FSA enrollment can be a stressful period for both employers and employees, especially when it comes to changes in eligibility. The good news is that, with a little information and knowledge, employers can be readily prepared for FSA enrollment. Here, we answer the most important questions regarding this topic.
Can You Sign up for an FSA Mid-Year?
Normally, employees must enroll in an FSA during the open enrollment period. This is because it ensures that employers know how much to allocate for these accounts at the beginning of the year, as they play an important role in overall employee accounting.
However, certain life events might enable someone for FSA enrollment outside of the normal enrollment period. Getting married, experiencing the loss of a spouse to death or illness, or going through a divorce all qualify as changes in marital status. Moreover, having a baby might change the number of dependents that you have, which is also a significant change to your healthcare eligibility. Most things that can change someone’s health care eligibility allow them to enroll in an FSA mid-year, with a few exceptions.

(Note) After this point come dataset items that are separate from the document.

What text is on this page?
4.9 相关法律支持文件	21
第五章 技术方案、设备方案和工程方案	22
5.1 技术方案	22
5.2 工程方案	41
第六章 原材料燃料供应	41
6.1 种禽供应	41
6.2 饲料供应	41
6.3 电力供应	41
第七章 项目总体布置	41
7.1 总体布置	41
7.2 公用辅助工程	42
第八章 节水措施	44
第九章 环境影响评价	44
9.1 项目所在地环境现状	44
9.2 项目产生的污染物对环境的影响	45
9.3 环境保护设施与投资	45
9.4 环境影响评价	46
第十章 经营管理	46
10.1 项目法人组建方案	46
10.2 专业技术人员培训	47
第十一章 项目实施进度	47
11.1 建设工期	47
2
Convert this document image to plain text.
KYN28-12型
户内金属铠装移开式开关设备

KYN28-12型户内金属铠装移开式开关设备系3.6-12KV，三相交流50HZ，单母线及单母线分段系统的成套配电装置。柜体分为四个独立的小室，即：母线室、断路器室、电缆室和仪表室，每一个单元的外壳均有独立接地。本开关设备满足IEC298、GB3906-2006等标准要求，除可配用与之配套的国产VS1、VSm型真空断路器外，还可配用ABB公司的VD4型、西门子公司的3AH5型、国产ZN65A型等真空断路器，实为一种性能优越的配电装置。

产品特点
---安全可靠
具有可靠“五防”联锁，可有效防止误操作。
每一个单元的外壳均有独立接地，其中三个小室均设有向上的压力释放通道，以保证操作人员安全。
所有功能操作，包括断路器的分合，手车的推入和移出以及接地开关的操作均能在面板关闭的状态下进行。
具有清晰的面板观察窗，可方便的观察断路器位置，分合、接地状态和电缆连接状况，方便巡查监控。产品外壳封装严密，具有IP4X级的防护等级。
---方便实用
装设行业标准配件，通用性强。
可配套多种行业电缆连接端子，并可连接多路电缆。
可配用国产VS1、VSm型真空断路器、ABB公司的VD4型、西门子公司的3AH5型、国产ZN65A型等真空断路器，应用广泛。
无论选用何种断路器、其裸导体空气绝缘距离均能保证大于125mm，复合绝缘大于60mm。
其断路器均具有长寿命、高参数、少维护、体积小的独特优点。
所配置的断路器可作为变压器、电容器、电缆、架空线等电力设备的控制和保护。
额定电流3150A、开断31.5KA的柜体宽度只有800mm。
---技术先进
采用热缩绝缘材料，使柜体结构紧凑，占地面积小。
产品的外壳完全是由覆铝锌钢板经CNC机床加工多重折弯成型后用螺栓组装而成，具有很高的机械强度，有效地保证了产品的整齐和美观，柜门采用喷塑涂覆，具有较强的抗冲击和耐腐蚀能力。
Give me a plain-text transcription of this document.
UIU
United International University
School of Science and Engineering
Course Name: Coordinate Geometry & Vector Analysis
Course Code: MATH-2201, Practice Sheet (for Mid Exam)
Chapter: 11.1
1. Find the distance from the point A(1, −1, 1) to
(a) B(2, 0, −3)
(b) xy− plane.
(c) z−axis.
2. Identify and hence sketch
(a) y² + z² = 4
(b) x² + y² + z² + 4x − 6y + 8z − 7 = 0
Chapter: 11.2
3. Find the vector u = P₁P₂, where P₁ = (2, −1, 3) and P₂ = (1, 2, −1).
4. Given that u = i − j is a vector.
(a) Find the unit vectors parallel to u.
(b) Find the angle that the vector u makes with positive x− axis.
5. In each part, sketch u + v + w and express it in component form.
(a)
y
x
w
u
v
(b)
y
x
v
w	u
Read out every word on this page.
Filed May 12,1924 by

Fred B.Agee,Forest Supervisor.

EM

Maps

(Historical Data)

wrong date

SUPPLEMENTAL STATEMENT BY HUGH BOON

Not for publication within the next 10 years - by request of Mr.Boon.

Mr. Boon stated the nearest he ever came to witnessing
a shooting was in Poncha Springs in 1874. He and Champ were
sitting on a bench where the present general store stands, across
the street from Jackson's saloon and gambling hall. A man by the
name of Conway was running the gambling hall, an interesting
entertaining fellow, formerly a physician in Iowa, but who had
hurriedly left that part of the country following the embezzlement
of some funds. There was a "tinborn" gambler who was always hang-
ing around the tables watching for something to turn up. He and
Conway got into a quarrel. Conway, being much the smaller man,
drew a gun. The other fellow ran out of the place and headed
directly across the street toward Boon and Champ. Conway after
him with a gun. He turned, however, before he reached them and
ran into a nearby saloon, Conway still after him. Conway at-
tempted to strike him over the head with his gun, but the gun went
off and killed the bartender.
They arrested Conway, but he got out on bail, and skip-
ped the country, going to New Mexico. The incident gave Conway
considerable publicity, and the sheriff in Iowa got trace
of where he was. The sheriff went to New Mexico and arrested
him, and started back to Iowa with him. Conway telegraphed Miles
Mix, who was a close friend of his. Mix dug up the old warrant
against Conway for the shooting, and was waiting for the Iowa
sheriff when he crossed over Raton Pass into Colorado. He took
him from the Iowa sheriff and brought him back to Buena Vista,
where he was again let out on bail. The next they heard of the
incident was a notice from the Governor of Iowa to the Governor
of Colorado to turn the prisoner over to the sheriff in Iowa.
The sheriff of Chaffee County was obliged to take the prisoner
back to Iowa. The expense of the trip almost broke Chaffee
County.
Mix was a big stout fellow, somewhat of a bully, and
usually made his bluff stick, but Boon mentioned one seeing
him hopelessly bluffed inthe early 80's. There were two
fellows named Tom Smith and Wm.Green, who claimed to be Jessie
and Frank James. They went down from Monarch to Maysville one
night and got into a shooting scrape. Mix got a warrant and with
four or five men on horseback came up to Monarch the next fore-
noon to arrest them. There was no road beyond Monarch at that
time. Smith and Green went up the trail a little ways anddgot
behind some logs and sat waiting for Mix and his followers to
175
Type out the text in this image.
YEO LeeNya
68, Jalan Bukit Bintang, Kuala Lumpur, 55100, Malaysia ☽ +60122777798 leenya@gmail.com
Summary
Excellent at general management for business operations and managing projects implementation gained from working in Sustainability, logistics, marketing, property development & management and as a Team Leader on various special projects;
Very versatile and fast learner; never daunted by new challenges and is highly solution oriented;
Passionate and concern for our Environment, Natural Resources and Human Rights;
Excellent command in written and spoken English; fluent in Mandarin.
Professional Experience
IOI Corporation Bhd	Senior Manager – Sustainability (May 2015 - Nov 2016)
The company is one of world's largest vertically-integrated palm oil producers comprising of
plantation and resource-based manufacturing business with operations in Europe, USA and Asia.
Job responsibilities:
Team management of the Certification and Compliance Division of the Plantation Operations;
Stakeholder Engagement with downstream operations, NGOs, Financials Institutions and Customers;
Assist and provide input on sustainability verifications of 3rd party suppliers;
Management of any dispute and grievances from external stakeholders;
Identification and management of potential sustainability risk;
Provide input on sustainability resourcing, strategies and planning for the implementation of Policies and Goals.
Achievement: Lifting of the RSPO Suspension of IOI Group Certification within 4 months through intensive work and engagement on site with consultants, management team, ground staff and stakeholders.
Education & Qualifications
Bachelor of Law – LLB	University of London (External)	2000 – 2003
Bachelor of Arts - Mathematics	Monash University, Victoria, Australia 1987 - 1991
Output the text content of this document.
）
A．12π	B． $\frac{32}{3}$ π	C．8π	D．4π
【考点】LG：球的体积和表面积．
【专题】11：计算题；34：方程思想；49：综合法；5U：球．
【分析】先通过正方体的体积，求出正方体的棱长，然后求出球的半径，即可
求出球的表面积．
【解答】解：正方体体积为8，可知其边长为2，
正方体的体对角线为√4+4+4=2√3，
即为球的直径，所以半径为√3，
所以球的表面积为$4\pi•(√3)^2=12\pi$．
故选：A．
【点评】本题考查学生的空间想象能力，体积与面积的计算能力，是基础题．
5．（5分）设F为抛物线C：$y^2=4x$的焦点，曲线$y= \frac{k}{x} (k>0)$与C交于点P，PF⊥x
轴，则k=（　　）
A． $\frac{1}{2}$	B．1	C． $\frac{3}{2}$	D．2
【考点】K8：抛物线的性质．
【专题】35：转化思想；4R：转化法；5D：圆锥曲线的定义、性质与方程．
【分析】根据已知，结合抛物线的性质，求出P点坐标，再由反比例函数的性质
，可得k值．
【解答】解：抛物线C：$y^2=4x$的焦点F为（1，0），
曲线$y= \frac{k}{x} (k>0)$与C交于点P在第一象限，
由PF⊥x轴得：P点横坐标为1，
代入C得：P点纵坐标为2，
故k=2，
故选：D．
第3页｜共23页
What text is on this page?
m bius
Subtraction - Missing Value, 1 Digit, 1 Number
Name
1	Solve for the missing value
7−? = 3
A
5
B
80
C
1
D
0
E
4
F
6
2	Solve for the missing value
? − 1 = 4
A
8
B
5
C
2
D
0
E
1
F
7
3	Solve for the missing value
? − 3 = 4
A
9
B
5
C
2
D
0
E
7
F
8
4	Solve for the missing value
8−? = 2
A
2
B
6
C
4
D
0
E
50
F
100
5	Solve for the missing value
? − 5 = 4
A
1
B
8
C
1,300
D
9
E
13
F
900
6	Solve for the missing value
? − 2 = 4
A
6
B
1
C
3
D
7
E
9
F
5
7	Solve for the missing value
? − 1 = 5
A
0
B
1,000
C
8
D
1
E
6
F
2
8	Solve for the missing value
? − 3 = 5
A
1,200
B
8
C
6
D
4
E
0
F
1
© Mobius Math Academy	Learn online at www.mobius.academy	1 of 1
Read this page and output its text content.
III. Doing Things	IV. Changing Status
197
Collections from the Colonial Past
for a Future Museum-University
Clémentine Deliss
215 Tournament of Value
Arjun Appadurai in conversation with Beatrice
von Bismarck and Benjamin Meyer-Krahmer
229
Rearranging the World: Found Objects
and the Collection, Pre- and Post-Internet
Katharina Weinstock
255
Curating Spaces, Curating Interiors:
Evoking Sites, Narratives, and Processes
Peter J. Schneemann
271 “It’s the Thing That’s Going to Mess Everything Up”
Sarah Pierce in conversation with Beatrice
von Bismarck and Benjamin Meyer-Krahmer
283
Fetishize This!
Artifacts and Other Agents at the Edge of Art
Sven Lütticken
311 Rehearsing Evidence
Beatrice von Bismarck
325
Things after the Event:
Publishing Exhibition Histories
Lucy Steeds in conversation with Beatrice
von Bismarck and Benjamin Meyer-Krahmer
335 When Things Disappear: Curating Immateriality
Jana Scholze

How Does a Flexible Spending Account Work?
A flexible spending account is another way that employers can assist employees with healthcare, without enrolling them in a traditional group healthcare plan. An FSA helps pay for things that are essential to someone’s overall health and wellbeing. You can also use certain FSAs for dependent care.
What Items are Eligible for a Flex Spending Account?
Most general healthcare accessories and tools are covered by the FSA. For example, things required for vision such as eye exams, glasses, and contact lenses will always be covered. Seeing eye dogs, hearing aids, braille books, and items for the sight and hearing-impaired are also crucial. If you have experienced an accident or a surgery, you can use an FSA to cover crutches, wheelchairs, bandages, children’s first aid, bandages, heat wraps, walking aids and more. Certain over the counter medications may also be eligible with a prescription. These include antacids, allergy medicines, cough medicine, nasal spray, sleep aids and more– check out our 49 surprisingly eligible healthcare expenses.
What About the Employer vs Employee Contribution?
Standalone FSAs, such as those that aren’t accompanied by a major health plan, can only provide limited vision and dental benefits to employees. Moreover, employers are allowed to contribute $500 to the FSA as a limit. Or, regarding the employee’s salary reduction contribution, they can offer a dollar-for-dollar match.
Can You Lose the Money in a Flexible Spending Account?
Many people wonder whether or not signing up for an FSA plan will cause them to lose money. Here’s the thing: new FSA rules allow employees to set aside up to $2,600 per year for their FSA, yet they don’t have to meet this requirement fully. Moreover, only $500 of leftover money can be rolled over to the next year. If you have $1000 left in your FSA, for example, you’ll lose half of that because you can only carry over the $500. This is why it’s so important to calculate your contributions correctly at the beginning of the year.